If that’s the extent of the time someone’s spent here in the last 3 years, they don’t live here, so why should they be allowed to vote here?
What Ian said. Just because we don't live in NZ, doesn't mean we have no interest in what goes on there. Family, investments, debts, the possibility of moving back.... You may well do a better job of persuading us to come back if we were allowed to take our part in NZ's political life. For me, education is the main impetus to move back, and the rate things are going, if it's left up to you lot who didn't leave, the differences between the education my wee one could receive in NZ and that she'd be subject to here are going to continue shrinking rapidly. Environment, same again. And besides, we're the international "face" of NZ.

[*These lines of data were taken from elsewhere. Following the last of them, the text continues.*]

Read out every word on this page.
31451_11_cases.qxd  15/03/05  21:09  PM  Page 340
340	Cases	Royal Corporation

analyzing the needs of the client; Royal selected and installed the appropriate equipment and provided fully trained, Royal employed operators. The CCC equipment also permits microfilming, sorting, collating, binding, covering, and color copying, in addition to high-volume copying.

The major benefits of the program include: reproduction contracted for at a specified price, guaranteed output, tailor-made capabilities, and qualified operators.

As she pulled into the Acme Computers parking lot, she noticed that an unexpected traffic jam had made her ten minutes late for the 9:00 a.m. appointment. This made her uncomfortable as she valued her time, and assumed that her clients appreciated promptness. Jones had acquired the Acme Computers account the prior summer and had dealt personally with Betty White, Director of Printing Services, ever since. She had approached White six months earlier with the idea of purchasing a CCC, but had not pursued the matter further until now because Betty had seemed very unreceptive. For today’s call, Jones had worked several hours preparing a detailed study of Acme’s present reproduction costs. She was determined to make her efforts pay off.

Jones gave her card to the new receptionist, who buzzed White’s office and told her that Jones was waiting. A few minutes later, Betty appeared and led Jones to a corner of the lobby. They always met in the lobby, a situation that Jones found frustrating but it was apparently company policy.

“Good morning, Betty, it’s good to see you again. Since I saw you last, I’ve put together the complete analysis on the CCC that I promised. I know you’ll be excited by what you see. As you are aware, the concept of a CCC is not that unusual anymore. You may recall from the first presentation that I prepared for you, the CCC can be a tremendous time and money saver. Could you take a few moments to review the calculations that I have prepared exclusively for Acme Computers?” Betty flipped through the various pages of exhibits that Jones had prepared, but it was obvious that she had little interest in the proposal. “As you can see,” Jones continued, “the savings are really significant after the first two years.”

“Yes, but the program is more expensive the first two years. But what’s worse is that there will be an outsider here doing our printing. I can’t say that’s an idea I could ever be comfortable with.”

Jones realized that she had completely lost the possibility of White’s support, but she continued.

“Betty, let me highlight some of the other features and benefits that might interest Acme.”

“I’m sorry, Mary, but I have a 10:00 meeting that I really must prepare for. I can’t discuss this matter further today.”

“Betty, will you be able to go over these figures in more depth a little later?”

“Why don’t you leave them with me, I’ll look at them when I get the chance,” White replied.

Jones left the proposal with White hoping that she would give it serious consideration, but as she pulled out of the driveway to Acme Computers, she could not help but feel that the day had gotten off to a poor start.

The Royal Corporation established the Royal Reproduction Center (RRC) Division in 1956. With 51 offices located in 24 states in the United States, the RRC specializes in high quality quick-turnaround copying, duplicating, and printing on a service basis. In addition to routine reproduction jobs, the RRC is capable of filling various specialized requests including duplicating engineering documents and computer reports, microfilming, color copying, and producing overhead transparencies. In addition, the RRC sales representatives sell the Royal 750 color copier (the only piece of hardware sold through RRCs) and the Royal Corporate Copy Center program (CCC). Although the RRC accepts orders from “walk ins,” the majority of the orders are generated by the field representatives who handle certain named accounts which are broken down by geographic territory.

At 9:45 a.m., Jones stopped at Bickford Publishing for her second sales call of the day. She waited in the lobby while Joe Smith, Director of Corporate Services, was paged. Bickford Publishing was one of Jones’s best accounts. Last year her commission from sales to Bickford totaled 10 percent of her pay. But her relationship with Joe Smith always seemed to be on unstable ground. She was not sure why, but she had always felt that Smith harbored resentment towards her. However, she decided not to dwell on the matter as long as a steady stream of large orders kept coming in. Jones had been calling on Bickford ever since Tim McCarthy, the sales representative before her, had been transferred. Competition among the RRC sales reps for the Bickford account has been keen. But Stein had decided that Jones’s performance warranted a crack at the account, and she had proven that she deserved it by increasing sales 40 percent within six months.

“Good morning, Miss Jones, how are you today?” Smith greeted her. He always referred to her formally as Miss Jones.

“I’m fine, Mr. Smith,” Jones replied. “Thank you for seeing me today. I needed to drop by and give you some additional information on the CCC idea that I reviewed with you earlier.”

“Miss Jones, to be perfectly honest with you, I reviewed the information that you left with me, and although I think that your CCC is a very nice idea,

Plus: I'm quite ok with not having an electorate vote, and not letting expats vote would make sense if we still had FPP or some other electorate-based system, but so long as we have MMP or something similar with a party vote, I don't see why expats should not be allowed a party vote.
But it’s not about citizenship, it’s about deciding how the country should be run.
Citizenship has a deep influence on politics because of the security relationship between citizens and the state. Hopefully Dotcom's "moment of truth" will shed some more light on this.
I do mean to be dismissive of it giving people the right to vote. If that’s the extent of the time someone’s spent here in the last 3 years, they don’t live here, so why should they be allowed to vote here? It’s not like the outcome of the election affects their day to day life.
No, but it might affect their future, and their families and people they care about - all the reasons that people are often giving as why I should vote despite it not being like my vote will affect my day to day life. They might still care quite deeply about their home country, and intend to return one day. This is really, really common for NZers. Furthermore, you can't claim that the government doesn't affect the foreign dwellers at all. They might still have a student loan that the government could do something fucked with. Or the government could pass laws, as they have in the US, that demand that they file a tax return to NZ, or pay a new tax. Their passport could be revoked. They could be called up for conscription, or have their assets confiscated. There's many ways in which the NZ government could fuck with them and theirs so I think their right to vote is not something to take away lightly.
There's many ways in which the NZ government could fuck with them and theirs so I think their right to vote is not something to take away lightly.
Agree completely, but then this also applies to people in prison, which is why I sort of hope the current challenge is successful, and people who's lives are currently completely controlled by the state can have some input in how the state treats them.
Yes, that prisoners can't vote seems incredibly unfair to me. They can't leave the country even if they wanted to. Their right to a say in its government would seem to be one of the strongest of all.
Fascinating. Looks like Frank Macskasy has joined all the dots, in some parts using a stopwatch, in the Cunliffe-Donghua Liu bizzo:
Why can't the Herald et-al do this sort of work with an explanation of what it means as far as politicking is concerned? The old style press seems to be comatose with content that is more at home in gossip rags than in a paper of record.
My ghast is absolutely flabbered for the Nats to engage in this vile and anti-democratic behaviour is beyond the pale. I don't agree with them on ideological principles but I always respected them for following a line that they believed in and playing a hard but fair game.
The problem is that those who are engaging in such behaviour are the ones charged with cleaning it up and it looks unlikely that this will happen especially with a complicit lazy fourth estate.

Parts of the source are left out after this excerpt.